What happens to the US West coast?
It moves to Arizona? Or is that the other "big one"?
All the tectonics and volcanos that are underground are linked, these seismic events aren't just isolated on islands.

I hate to say this but we can expect a major event in August. All I can tell people is to prepare but I see people just with blank expression, there is almost no concern at all which reminds me very much of November 2019.

to put this in perspective, and please, if you work for USGS or whatever, correct me if i am wrong: this is roughly the same magnitude of the 1994 Northridge earthquake in California.
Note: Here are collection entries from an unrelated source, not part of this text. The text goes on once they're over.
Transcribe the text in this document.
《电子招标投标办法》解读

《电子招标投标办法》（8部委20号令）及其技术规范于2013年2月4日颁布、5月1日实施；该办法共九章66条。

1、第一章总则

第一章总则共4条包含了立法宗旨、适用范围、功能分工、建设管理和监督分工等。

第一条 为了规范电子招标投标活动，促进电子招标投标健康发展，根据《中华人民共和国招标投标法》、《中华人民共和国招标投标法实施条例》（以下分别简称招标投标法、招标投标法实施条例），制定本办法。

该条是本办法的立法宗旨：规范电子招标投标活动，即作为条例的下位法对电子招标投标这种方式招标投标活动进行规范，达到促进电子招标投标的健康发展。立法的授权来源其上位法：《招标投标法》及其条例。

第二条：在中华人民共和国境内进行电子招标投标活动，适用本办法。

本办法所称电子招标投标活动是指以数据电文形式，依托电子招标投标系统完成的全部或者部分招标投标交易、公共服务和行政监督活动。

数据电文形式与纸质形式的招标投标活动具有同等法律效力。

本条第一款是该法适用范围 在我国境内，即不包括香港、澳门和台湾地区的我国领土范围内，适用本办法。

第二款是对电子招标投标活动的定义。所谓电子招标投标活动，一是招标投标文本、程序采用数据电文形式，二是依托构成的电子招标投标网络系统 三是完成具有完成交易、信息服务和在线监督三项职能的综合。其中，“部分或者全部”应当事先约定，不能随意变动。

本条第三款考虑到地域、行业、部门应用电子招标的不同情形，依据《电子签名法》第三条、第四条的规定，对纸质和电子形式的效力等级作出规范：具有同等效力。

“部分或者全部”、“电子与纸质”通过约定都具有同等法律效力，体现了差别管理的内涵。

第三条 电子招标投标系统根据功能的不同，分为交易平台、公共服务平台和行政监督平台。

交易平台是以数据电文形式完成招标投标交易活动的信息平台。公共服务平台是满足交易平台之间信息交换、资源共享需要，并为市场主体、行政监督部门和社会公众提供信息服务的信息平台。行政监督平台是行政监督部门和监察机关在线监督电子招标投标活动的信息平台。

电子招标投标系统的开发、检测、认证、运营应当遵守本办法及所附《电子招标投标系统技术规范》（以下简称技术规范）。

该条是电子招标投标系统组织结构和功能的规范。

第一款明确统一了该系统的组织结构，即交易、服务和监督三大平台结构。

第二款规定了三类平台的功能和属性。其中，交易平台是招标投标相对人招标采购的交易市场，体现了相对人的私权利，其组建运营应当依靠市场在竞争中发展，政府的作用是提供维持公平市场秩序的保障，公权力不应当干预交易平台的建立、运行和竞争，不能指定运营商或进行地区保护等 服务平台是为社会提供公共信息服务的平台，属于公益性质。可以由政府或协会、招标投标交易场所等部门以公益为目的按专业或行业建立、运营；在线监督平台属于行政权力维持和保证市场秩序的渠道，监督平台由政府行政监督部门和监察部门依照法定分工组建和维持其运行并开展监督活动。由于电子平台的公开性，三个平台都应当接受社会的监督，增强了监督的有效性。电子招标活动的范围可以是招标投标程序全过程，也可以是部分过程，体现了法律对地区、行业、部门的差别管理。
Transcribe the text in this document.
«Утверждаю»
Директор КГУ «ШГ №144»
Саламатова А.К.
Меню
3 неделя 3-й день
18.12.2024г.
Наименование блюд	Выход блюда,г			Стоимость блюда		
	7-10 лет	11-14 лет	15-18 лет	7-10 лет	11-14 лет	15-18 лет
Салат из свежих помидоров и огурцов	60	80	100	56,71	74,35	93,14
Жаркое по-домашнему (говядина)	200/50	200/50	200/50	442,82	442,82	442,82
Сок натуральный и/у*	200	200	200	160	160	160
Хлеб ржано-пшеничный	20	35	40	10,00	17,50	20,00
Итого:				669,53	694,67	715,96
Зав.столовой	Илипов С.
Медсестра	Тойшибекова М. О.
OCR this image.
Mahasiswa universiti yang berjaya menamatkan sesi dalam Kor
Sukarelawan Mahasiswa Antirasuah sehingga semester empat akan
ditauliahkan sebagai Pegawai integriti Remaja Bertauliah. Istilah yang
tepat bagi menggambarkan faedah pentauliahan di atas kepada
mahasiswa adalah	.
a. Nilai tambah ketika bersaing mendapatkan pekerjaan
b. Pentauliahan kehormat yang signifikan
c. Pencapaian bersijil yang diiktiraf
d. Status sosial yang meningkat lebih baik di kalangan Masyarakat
i think i got the scale the wrong way around, the magnitudes reported now are only larger (than Richter) with smaller quakes compared to the Richter; it looks like 8.8ML ~= M8.8. Sorry, i looked at the chart the wrong way around.

I'm actually not sure the Northridge earthquake was cited in the Richter scale, most references I see have it as about a 6.7, which based on the USGS catalog, was it's moment magnitude 6.7 Mw

https://earthquake.usgs.gov/earthquakes/eventpage/ci3144585/...

And today's earthquake for comparison:

https://earthquake.usgs.gov/earthquakes/eventpage/us6000qw60...

And some information of Magnitude types: https://www.usgs.gov/programs/earthquake-hazards/magnitude-t...

I think it's probably safe to assume, that today's earthquake is much more energetic at least.